Я не сплю. Не просыпаюсь, кашляя, и не чувствую запаха дыма.
Я пролежала в больнице на той стороне реки в отделении подростковой психиатрии, похоже, уже неделю, может, меньше, может, больше, не уверена. Солнце, льющееся в окно, кажется полуденным, оставшимся на небе с утра или же с безотрадного начала дня. Я лежу в длинной узкой палате на длинной узкой кровати у стены. Кровать напротив пуста. Как и моя голова.
В голове не гремят чьи-то не принадлежащие мне голоса, а это после случившегося очень заметно и непривычно. Таблетки, которые дают здесь на ночь, вырубают меня и лишают снов, а также голосов. Меня начисто обтерли и вернули в то состояние, в котором я была до того, пока не увидела на обочине дороги объявление об Эбби Синклер.

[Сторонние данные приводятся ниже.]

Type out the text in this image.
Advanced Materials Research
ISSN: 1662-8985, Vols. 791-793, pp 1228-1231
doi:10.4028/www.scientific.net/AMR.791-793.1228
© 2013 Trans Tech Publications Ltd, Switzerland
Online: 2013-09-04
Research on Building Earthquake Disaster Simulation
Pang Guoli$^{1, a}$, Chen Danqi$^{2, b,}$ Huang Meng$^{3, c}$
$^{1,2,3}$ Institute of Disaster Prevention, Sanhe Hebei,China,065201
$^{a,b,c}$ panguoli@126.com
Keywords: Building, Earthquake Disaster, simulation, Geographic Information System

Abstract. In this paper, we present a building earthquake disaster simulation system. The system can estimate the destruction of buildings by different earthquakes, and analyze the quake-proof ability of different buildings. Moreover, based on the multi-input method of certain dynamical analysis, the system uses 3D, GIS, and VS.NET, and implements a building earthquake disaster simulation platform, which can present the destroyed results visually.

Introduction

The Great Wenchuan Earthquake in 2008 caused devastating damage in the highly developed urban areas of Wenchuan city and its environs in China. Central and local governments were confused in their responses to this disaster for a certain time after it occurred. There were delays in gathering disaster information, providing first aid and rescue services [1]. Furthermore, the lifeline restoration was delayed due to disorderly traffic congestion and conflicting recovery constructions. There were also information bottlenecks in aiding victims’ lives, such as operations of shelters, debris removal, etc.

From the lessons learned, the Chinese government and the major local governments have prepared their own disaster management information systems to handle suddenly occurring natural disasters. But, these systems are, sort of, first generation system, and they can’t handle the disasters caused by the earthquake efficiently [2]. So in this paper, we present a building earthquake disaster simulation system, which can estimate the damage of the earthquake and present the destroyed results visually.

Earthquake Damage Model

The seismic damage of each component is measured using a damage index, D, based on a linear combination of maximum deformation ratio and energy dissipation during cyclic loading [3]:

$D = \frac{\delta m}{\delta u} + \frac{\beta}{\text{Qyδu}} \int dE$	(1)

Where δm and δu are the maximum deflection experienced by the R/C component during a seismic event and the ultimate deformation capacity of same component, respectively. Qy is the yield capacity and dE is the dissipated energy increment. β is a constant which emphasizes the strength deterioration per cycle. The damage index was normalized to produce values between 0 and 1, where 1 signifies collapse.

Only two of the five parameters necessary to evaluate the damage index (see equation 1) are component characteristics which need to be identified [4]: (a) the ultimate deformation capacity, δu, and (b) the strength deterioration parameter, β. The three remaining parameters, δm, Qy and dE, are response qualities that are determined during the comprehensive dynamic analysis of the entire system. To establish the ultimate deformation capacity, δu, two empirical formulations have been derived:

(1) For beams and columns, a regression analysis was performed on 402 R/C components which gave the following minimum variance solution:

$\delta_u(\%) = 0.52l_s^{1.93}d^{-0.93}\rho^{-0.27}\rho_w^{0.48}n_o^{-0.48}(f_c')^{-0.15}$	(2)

Вот только моя левая рука перевязана.
Мне не хочется снять повязку и посмотреть, что я натворила. Я спокойно лежу на кровати и жду. Руки-ноги у меня тяжелые, и вряд ли я способна на что-то большее. Вне всякого сомнения, если я буду терпеливо и долго ждать, одна из девушек навестит меня.
Кто-нибудь да навестит.
Но исчезнувшие девушки так и не появляются в дверях палаты и не пробираются в извилины моего мозга, ничего не нашептывают на ухо, поднеся к нему свои губы.
Мне нужно выбраться из кровати и выйти отсюда – выяснить, может ли кто позвонить маме. Она поверит мне, если только у меня будет шанс поговорить с ней. Она сразу же примчится сюда и заберет домой.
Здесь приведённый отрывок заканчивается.